The Missouri General Assembly today passed the Department of Elementary and Secondary Education’s (DESE’s) $10 billion budget, which includes:

  • Funds to increase teacher pay, including:
    • Fully funding Governor Parson’s recommendation to increase the baseline teacher salary from $25,000 to $38,000 through a matching grant program.
      • The state will provide local school districts with funds to support 70 percent of the salary costs associated with the program; local school districts would provide the remaining 30 percent.
    • Just over $37 million to restart the Career Ladder program currently in state law, which allows teachers with at least five years of experience to earn extra money for participating in additional activities in the school setting.
  • A one-time increase of $214 million to support transportation in public schools, fully funding the maximum 75 percent of reimbursable costs for the first time since 1991.

These funding increases are made possible by the state’s strong budget position. DESE’s budget bill now heads to Governor Parson’s desk for signature.

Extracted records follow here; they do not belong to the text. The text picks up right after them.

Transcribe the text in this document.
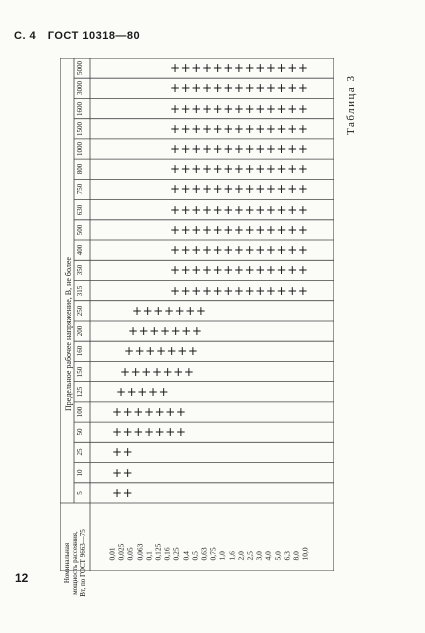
С. 4 ГОСТ 10318—80
Таблица 3
Предельное рабочее напряжение, В, не более
Номинальная мощность рассеяния, Вт, по ГОСТ 9663—75
5
10
25
50
100
125
150
160
200
250
315
350
400
500
630
750
800
1000
1500
1600
3000
5000
0,01 0,025 0,05 0,063 0,1 0,125 0,16 0,25 0,4 0,5 0,63 0,75 1,0 1,6 2,0 2,5 3,0 4,0 5,0 6,3 8,0 10,0
++
++
++
+++++++
+++++++
+++++
+++++++
+++++++
+++++++
+++++++
+++++++++++++
+++++++++++++
+++++++++++++
+++++++++++++
+++++++++++++
+++++++++++++
+++++++++++++
+++++++++++++
+++++++++++++
+++++++++++++
+++++++++++++
+++++++++++++
12
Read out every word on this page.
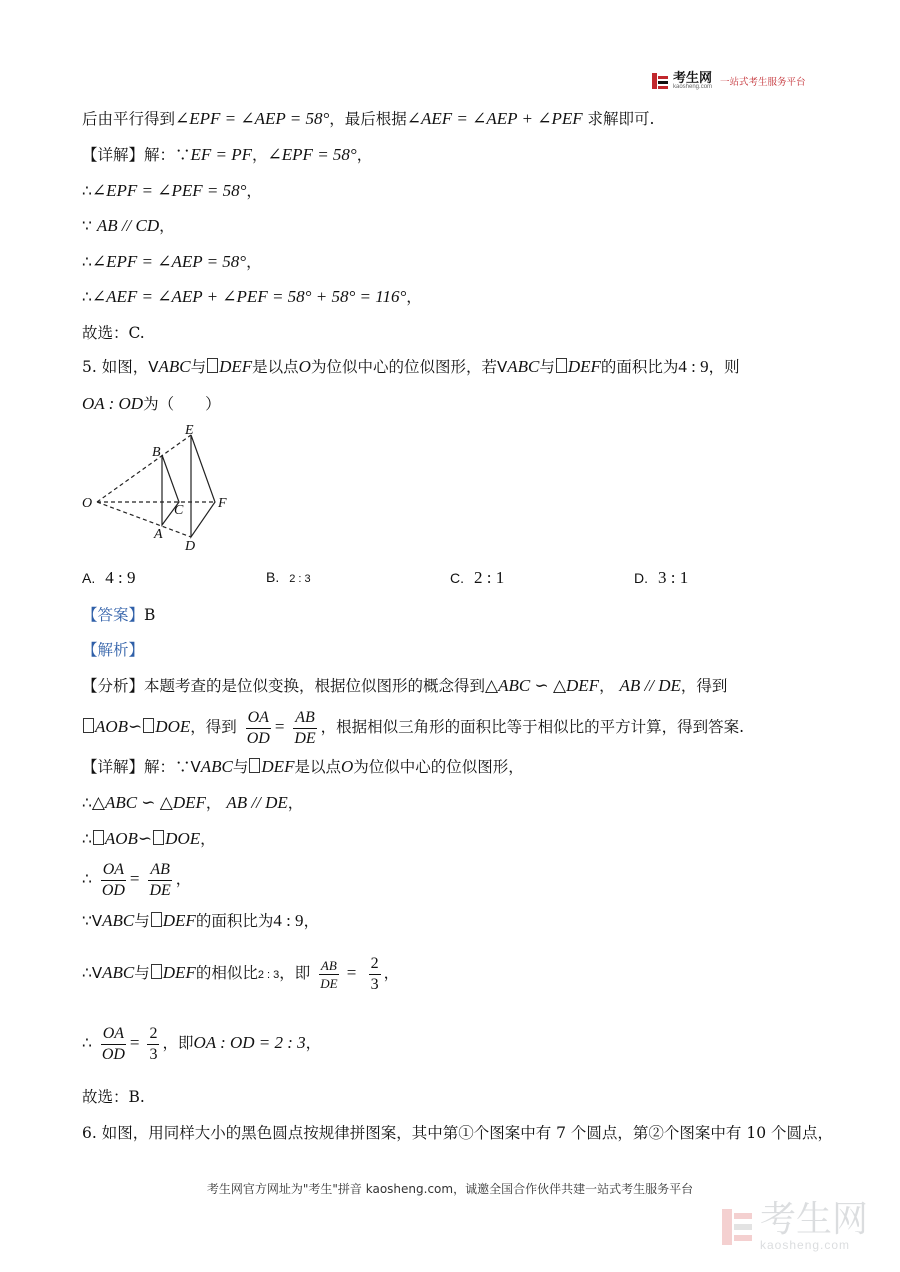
考生网
kaosheng.com 一站式考生服务平台
后由平行得到∠EPF = ∠AEP = 58°，最后根据∠AEF = ∠AEP + ∠PEF 求解即可.
【详解】解：∵EF = PF，∠EPF = 58°，
∴∠EPF = ∠PEF = 58°，
∵ AB // CD，
∴∠EPF = ∠AEP = 58°，
∴∠AEF = ∠AEP + ∠PEF = 58° + 58° = 116°，
故选：C.
5. 如图，VABC与 DEF是以点O为位似中心的位似图形，若VABC与 DEF的面积比为4 : 9，则
OA : OD为（　　）
E
B
O	C F
A
D
A. 4 : 9	B. 2 : 3	C. 2 : 1	D. 3 : 1
【答案】B
【解析】
【分析】本题考查的是位似变换，根据位似图形的概念得到△ABC ∽ △DEF， AB // DE，得到
AOB∽ DOE，得到 $\frac{OA}{OD} = \frac{AB}{DE}$ ，根据相似三角形的面积比等于相似比的平方计算，得到答案.
【详解】解：∵VABC与 DEF是以点O为位似中心的位似图形，
∴△ABC ∽ △DEF， AB // DE，
∴ AOB∽ DOE，
∴ $\frac{OA}{OD} = \frac{AB}{DE}$ ，
∵VABC与 DEF的面积比为4 : 9，
∴VABC与 DEF的相似比2 : 3，即 $\frac{AB}{DE} = \frac{2}{3}$ ，
∴ $\frac{OA}{OD} = \frac{2}{3}$ ，即OA : OD = 2 : 3，
故选：B.
6. 如图，用同样大小的黑色圆点按规律拼图案，其中第①个图案中有 7 个圆点，第②个图案中有 10 个圆点，
考生网官方网址为"考生"拼音 kaosheng.com，诚邀全国合作伙伴共建一站式考生服务平台
考生网
kaosheng.com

“This is an exciting day for K-12 education across our state and we thank the General Assembly for further supporting public education in our state,” said Commissioner of Education Margie Vandeven. “Additional transportation dollars from the state allows school leaders to shift local funds to other high-priority areas to further support students, teachers, and staff. When it comes to teacher pay, Governor Parson made it clear that his recommendation to increase the baseline teacher salary was only the first step in addressing this statewide issue, so we look forward to continuing this urgent conversation. The State Board of Education will convene their Blue Ribbon Commission next month to present long-term, sustainable solutions to address teacher recruitment and retention.”

“It’s great to see the legislature prioritizing funding to support schools and educators amid the current budget position,” said State Board of Education President Charlie Shields. “Public education is one of the key pieces of our state’s infrastructure. Providing schools with the funding they need to educate Missouri students and recruit and retain the best and brightest to the teaching profession is the way our state can ensure we are properly preparing the workforce of tomorrow.”